Question

Cosummarize What can you say about a system that (a) has no linear acceleration and (b) has no angular acceleration?

Short answer

The system is stable and in equilibrium, with no change in velocity or rotational speed.

Step-by-step solution

Analyze Linear Acceleration

If a system has no linear acceleration, it means that the net external force acting on the system is zero. According to Newton's first law of motion, this implies the system is either at rest or moving with a constant velocity. Mathematically, this can be expressed as \( F_{net} = 0 \).

Analyze Angular Acceleration

If a system has no angular acceleration, it suggests that there is no net external torque acting on the system. According to rotational dynamics, this means the system is either not rotating or rotating at a constant angular velocity. This can be represented as \( \tau_{net} = 0 \).

Conclude the State of the System

In the absence of both linear and angular accelerations, the system is in a state of equilibrium. For translation, it maintains constant velocity (potentially zero). For rotation, it maintains constant angular velocity (possibly zero). Therefore, the system is stable and experiencing no change in motion.

Key concepts

Linear Acceleration

Linear acceleration refers to the change in velocity of an object moving along a straight path. When a system experiences no linear acceleration, it indicates stability. This is because the net external force acting on the system is zero.

• According to Newton's first law of motion, if no acceleration occurs, the object is either at rest or moving with a constant velocity.
• This is reflected mathematically as \( F_{net} = 0 \).

Applying this helps understand conditions where forces are balanced, leading to equilibrium in linear motion.

Angular Acceleration

Angular acceleration describes how quickly an object's rotational speed is changing. No angular acceleration occurs when there is no net external torque. This indicates the rotational forces are balanced:

• The system could be stationary or rotating at a constant speed.
• This can be expressed with the equation \( \tau_{net} = 0 \).

By understanding the absence of angular acceleration, we recognize rotational equilibrium, aiding in analyzing rotational dynamics.

Newton's First Law of Motion

Newton's first law of motion, often called the law of inertia, explains an object's tendency to resist changes in its state of motion. This law underpins both concepts of linear and angular equilibrium:

• An object will remain at rest or in uniform motion in a straight line unless acted upon by a net external force.
• Similarly, a rotating object will maintain its rotational state unless a net external torque is present.

Newton's first law helps predict motion stability in both linear and rotational movement, forming a base for equilibrium analysis.

Net Force

The net force is the sum of all external forces acting on a system. For a state of equilibrium in terms of linear motion, the net force must be zero.

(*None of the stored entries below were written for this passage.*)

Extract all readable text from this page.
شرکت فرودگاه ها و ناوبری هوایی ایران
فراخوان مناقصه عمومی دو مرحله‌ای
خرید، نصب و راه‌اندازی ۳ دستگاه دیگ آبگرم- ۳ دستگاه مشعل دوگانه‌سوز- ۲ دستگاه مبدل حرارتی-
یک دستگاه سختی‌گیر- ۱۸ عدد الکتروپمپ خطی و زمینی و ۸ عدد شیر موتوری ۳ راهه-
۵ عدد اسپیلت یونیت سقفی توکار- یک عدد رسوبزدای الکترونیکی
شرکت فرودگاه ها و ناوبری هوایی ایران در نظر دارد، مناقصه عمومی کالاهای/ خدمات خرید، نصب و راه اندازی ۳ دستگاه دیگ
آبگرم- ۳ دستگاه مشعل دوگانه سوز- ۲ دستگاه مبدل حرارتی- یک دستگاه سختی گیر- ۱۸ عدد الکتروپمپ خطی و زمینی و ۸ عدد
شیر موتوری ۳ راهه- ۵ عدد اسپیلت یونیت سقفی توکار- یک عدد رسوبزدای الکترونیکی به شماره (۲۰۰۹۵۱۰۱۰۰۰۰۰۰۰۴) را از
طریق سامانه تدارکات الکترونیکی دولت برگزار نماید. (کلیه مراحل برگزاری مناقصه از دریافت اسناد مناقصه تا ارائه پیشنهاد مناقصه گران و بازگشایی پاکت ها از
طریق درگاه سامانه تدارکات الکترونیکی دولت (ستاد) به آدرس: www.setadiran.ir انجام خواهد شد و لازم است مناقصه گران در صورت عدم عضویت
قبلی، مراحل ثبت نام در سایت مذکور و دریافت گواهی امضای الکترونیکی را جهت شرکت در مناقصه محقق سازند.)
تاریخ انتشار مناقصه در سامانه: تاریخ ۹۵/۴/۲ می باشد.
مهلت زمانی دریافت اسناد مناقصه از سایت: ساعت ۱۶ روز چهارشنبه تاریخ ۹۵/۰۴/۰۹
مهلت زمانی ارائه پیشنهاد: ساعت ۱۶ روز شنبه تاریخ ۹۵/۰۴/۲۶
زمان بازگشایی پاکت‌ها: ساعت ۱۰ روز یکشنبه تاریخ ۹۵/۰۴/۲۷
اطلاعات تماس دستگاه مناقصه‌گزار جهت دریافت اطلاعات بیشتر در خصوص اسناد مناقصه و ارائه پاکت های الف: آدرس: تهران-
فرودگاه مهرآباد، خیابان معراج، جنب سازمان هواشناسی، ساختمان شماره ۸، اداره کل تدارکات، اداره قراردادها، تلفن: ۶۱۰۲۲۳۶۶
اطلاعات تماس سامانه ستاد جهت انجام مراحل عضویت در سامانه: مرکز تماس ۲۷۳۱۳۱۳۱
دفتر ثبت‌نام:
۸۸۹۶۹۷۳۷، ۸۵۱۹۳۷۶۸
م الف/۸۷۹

• This scenario indicates no linear acceleration.
• The object either remains stationary or continues to move at a constant speed along a straight path.

Understanding net force is crucial in determining whether a system will change velocity or maintain its current state of uniform motion.

Net Torque

Net torque refers to the overall effect of rotational forces applied to an object. In rotational equilibrium, the net torque is zero.

• This implies no changes in the rotational speed of the object.
• This principle allows us to understand situations where an object's rotational state remains unaltered.

Recognizing when net torque is zero helps identify conditions for rotational stability and the absence of angular acceleration.